Nomisoft
Menu

MySQL Full-text Searching

18th May 2015

I recently improved the search functionality on an e-commerce site for a client to increase the relevancy of the results return. Previously the site was using a fairly basic and limited 'LIKE' select query to search for the whole entered search phrase in either the products id, title or description.

The old code


SELECT product_id FROM products WHERE product_id LIKE "search term" OR title LIKE "search term" OR description LIKE "search term"

The new approach made use of MySQL's full-text search functionality and implementing a kind of scoring system in which to order the results by how often the search terms appear in the products id, title and description.

Firstly I added Full-text indexes onto the table


ALTER TABLE products ADD FULLTEXT(product_id), ADD FULLTEXT(title), ADD FULLTEXT(description), ADD FULLTEXT(product_id, title, description);

By default MATCH... AGAINST will perform in natural language mode which was fine for my needs. More complex search algorithms can be performed by switching to use in boolean mode which opens up a vast array of operators. For example MATCH(title) AGAINST('+foo -bar' IN BOOLEAN MODE) would return results that include 'foo' in the title but don't include 'bar'.

The new code


SELECT product_id, MATCH (product_id) AGAINST ("search term") as id_relevancy, MATCH (title) AGAINST ("search term") as title_relevancy, MATCH (description) AGAINST ("search term") as description__relevancy FROM products WHERE MATCH (product_id, title, description) AGAINST ("search term") ORDER BY (id__relevancy * 10)+(title__relevancy * 5)+(description__relevancy) DESC

This approach also has the added bonus of looking for each word rather than the phrase as a whole. If a search is made with 3 words a product which has all 3 in the title will rank higher than one which only contains 2 of the words in the title. I also made sure in my code that I passed singular and plural versions of words to the search term.

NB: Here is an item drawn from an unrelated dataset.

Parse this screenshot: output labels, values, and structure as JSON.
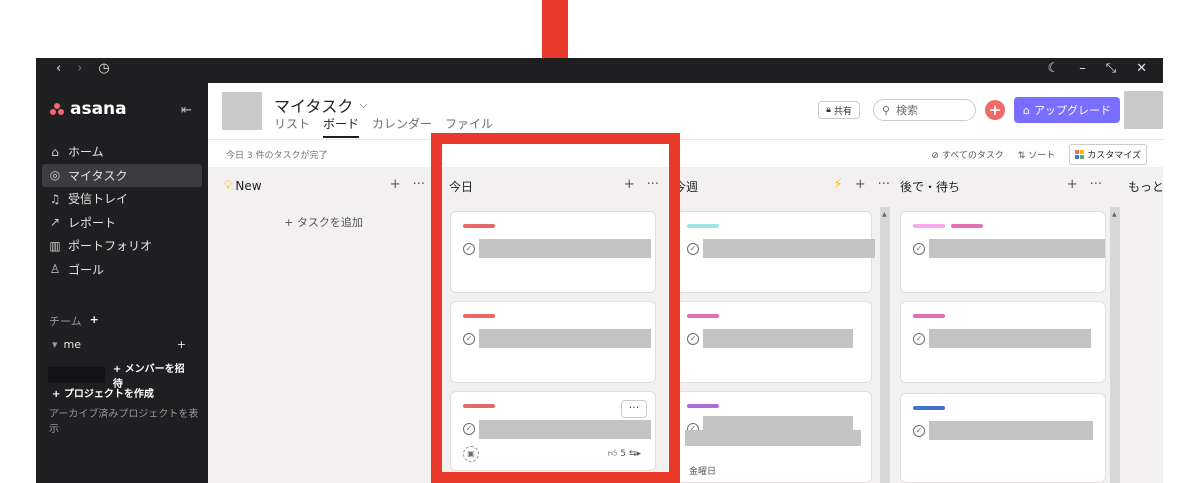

If the product's id matches the search term its highly likely that's what the user was searching for therefore we apply a 'weight' of 10. The search term being in the title is more important than it being in the description so we apply a 'weight' of 5 to the title. The scores are then tallied up and the products returned sorted by this.

The results the user receives are now a lot more accurate, helping them to find exactly what they're looking for which should hopefully increase conversion rates on the site. At the same time of implementing the above I also implemented some additional tracking to record data of searches made in order to produce graphs for the client to see the most search for terms/products and how they change over time.